I separate the greens out because the young tender greens will cook faster. You can save the stalks too and cook them together or separately. If you want to cook them together, start the stalks first for about 5 minutes and then add the greens. I found some pretty good recipes for beet  greens at Simple Recipes and you can also try fixing them like you would any other "greens" recipe. To me they're milder than mustard or collard greens and more buttery tasting.

A tip that my Aunt Cecile in Canada taught me was to cook your beet root before peeling. The skins will slip right off. Also cut the top about 2 inches above the root to prevent all the juice from "bleeding" out of the root while cooking. Then cook in water that just barely covers them in a saucepan until tender when pierced with a knife or fork.

Beets belong to the same family as chard and spinach. The greens have a higher content of iron than spinach. Maybe that's why I feel much more energetic the day after eating beet greens. The greens have a higher nutritional value than its roots. But my friends and family enjoy my canned pickled beets and I think my husband prefers the roots. Beets are also loaded with vitamins A, B1, B2, B6 and C as well as calcium, magnesium, copper, phosphorus, sodium.


Its iron is of the highest and finest quality which makes it great for building blood. Both roots and greens are excellent for cleansing the toxins we're exposed to on a daily basis.
Here is an additional list of benefits:
Acidosis: Its alkalinity is essential and effective in combating acidosis.

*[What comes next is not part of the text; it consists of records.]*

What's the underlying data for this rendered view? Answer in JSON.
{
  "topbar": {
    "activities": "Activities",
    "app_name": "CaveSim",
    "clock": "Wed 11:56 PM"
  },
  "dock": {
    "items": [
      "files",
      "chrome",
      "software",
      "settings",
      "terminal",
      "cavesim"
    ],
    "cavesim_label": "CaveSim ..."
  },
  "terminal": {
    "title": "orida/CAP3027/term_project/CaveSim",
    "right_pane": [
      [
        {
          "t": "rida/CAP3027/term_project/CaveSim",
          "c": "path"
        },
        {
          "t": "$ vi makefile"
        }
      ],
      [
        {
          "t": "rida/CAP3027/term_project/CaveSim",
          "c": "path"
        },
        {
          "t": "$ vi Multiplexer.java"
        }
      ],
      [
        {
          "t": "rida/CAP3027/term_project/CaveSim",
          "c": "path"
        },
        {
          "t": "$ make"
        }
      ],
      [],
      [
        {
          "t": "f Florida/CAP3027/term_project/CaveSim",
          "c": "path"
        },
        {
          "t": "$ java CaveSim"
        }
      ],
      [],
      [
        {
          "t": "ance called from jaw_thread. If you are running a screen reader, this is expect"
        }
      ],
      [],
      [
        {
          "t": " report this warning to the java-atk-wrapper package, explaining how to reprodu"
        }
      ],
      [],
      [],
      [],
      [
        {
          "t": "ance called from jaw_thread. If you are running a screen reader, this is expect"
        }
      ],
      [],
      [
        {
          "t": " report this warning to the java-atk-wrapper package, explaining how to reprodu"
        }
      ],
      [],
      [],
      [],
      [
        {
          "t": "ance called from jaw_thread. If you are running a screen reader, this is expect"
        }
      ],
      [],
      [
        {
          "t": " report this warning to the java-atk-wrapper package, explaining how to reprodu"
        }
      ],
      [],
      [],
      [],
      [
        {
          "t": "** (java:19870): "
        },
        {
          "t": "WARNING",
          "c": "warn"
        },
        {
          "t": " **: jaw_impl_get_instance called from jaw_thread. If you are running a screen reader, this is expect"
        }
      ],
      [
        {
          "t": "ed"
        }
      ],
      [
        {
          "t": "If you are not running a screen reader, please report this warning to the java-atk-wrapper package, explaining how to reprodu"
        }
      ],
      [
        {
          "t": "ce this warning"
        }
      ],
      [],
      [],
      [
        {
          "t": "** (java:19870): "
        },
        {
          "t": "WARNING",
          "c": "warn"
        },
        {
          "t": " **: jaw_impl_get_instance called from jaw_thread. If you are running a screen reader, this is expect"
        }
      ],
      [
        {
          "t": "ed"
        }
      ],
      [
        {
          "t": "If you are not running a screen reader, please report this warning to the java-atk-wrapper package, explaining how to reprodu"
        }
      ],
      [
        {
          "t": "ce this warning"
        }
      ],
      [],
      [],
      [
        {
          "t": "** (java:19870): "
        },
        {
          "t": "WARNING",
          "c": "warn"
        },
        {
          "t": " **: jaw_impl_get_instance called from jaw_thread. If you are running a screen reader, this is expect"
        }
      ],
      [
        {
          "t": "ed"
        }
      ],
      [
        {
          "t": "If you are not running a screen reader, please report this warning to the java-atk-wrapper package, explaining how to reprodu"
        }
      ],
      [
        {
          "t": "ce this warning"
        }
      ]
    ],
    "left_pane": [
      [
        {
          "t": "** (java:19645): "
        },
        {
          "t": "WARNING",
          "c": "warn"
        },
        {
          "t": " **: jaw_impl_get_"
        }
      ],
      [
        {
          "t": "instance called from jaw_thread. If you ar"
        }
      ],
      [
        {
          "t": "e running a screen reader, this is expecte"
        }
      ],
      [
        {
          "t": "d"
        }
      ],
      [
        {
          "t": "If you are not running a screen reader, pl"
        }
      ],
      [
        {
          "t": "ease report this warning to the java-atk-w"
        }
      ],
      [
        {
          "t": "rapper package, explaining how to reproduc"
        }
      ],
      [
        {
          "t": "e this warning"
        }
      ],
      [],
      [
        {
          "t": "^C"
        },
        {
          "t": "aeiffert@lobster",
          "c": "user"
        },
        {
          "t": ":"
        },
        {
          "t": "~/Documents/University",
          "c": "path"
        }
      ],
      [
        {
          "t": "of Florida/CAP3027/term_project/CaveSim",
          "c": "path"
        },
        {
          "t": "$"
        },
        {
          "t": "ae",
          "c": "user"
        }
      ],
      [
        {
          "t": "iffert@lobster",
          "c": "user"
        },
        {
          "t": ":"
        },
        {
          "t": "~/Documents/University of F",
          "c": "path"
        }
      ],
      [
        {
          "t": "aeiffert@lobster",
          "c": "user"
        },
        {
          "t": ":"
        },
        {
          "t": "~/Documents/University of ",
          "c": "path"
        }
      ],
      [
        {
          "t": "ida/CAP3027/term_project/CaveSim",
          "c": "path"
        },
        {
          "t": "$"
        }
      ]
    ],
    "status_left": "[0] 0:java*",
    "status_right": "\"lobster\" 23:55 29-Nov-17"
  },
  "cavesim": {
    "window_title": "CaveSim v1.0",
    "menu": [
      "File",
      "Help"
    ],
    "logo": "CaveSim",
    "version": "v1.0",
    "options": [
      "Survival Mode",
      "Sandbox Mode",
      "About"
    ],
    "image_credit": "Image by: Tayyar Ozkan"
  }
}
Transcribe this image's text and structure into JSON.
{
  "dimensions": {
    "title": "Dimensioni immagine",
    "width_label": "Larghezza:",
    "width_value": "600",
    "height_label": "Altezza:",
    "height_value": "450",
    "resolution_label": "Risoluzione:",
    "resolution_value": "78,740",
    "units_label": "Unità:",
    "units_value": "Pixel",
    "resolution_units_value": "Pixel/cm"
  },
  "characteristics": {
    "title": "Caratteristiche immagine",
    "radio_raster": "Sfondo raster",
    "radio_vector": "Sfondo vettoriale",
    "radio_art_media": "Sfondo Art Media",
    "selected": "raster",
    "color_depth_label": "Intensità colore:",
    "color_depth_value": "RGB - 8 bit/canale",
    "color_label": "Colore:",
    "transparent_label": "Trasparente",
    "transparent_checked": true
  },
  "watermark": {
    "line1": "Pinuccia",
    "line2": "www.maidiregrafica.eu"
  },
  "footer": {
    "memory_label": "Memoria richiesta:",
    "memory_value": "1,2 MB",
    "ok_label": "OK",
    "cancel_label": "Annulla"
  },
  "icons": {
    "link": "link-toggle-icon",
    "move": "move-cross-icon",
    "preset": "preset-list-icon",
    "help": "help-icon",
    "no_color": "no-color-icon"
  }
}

Anemia: The high content of iron in beets regenerates and reactivates the red blood cells and supplies fresh oxygen to the body. The copper content in beets help make the iron more available to the body. A great blood builder.

Atherosclerosis: This wonderful crimson juice is a powerful solvent for inorganic calcium deposits that cause the arteries to harden.

Blood pressure: All its healing and medicinal values effectively normalizes blood pressure, lowering high blood pressure or elevating low blood pressure.
Cancer: Betaine, an amino acid in beet root, has significant anti-cancer properties. Studies show that beets juice inhibits formation of cancer-causing compounds and is protective against colon or stomach cancer.

Constipation: The cellulose content helps to ease bowel movements. Drinking beets juice regularly will help relieve chronic constipation.

Dandruff: Mix a little vinegar to a small cup of beets juice. Massage it into the scalp with your fingertips and leave on for about an hour, then rinse. Do this daily till dandruff clears up. Warning: you will smell awful during this hour!

Detoxification: The choline from this wonderful juice detoxifies not only the liver, but also the entire system of excessive alcohol abuse, provided consumption is ceased.

Gastric ulcer: Mix honey with your beets juice and drink two or three times a week on an empty stomach (more frequently if your body is familiar with beets juice). It helps speed up the healing process.

Gall bladder and kidney ailments: Coupled with carrot juice, the superb cleansing virtues are exceptional for curing ailments relating to these two organs.

Gout: Another ailment that can be greatly helped by the cleansing that beets have to offer.

Liver or bile: The cleansing virtues in beets juice is very healing for liver toxicity or bile ailments, like jaundice, hepatitis, food poisoning, diarrhea or vomiting. A squeeze of lime with beets juice heightens the efficacy in treating these ailments.

Varicose veins: In similar ways that it helps to keep the elasticity of arteries, regular consumption of beets juice also helps prevent varicose veins.

(Health info courtesy of Juicing for Health.com)

So whether you grow your own; or buy beets at the farmers market or grocery store don't throw away the tops - cook them! You'll get twice as much for your buck. Just remember that you ate beets when you visit the bathroom and don't freak out due the red color in your toilet. Ewwww.